Saturday, October 09, 2010

Weak Malaysian Export Numbers

On Business Times:

  • Malaysia Aug export pace slows

    By Rupa Damodaran Published: 2010/10/09

    EXPORTS grew at a slower pace than market expectations, confirming views that export growth had peaked in the early part of the year

    The Ministry of International Trade and Industry (Miti) yesterday said exports had expanded 10.6 per cent to RM52.85 billion while imports had risen 16.5 per cent to RM44.53 billion.

    This resulted in a total trade of RM97.38 billion, 13.2 per cent higher from a year ago.

    Compared with July, exports in August declined 4.6 per cent while imports contracted 8.0 per cent and total trade decreased by 6.2 per cent.

    Miti said the August growth was largely due to higher exports of liquefied natural gas (LNG), electrical and electronic products, refined petroleum products, chemicals and chemical products.

    Alvin Liew of Standard Chartered Bank said the bulk of exports remain to be electronics, accounting for 40 per cent of total exports although its pace eased to 3.7 per cent in August.

    "Key commodity exports (such as refined petroleum, crude oil and palm) remain supportive of headline exports in August, although crude oil exports grew by a slower 2.7 per cent year-on-year in August, way off the near 18 per cent year-on-year pace set in both June and July," he said.

    The bright spots for Malaysia, he added, turned out to be exports to the European Union (EU) and Japan which have been recording double-digit growth since December 2009 and March 2010 respectively.

    Exports to China rose 2.4 per cent compared to a year ago. Exports to the EU grew 12.6 per cent.

    Exports to Japan edged up 28.4 per cent on higher exports of LNG, refined petroleum products and E&E products but exports to the US saw a marginal increase of 0.5 per cent compared with a year ago.
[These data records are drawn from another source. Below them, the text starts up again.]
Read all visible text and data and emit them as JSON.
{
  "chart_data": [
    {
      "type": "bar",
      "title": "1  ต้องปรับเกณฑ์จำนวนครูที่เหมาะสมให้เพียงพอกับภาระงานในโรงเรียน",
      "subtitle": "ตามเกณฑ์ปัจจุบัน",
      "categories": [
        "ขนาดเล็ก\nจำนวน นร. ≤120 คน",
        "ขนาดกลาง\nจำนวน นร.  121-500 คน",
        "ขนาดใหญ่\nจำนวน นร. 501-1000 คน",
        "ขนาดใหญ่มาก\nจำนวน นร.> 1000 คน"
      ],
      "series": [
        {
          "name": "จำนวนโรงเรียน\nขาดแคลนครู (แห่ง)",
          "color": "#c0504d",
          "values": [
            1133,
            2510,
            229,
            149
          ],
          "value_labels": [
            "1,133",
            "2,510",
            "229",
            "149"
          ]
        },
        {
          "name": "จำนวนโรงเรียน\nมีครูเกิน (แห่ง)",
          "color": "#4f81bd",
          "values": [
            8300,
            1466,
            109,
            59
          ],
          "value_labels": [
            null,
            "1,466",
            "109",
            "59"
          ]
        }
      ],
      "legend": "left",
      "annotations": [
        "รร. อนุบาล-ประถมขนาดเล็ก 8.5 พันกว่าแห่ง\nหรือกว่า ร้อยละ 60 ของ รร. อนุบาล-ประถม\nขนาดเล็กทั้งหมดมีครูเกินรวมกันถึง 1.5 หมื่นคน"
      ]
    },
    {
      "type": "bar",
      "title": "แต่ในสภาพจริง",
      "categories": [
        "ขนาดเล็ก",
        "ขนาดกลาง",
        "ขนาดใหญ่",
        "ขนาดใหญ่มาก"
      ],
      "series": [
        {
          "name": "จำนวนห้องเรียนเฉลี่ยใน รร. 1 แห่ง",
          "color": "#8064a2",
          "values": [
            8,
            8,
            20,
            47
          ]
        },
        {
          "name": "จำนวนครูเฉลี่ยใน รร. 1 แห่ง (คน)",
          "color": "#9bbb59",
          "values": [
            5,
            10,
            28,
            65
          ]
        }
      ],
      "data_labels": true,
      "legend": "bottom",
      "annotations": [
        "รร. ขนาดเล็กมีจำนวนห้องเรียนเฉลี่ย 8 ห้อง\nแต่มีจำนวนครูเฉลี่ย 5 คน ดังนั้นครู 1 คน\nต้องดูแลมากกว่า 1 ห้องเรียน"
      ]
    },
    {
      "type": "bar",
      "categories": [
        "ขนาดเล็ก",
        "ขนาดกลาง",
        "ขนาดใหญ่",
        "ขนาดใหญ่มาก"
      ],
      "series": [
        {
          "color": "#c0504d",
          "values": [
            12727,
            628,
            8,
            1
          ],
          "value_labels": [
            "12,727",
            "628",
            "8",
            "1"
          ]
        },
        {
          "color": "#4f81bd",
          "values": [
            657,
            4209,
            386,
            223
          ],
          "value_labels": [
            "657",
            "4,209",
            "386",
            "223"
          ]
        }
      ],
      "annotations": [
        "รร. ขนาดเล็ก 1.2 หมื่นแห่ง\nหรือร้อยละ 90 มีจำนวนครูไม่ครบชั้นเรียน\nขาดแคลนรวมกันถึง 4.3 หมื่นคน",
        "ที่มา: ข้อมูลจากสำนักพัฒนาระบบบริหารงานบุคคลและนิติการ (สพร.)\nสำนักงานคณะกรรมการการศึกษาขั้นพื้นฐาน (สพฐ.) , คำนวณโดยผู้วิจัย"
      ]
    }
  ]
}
    Liew added that the decelerating export picture corroborated with StanChart's weaker manufacturing outlook for Malaysia in the second half on the back of sluggish external demand and lingering uncertainties in the external environment.

    Miti said import growth was mainly due to intermediate goods which took up 70.2 per cent of the total.

    "Resilient domestic demand and higher capital investment by companies likely drove import demand, although concerns about the external economy may have dampened import appetite for the rest of the second half," Liew said.

    Read more: Malaysia Aug export pace slows here

52.85 Billion?

And since 2009 was a washout year, I don't thi nk it's meaningful to compare to those numbers. Instead I would compare to the export numbers in 2008. How? Current numbers are rather weak, yes?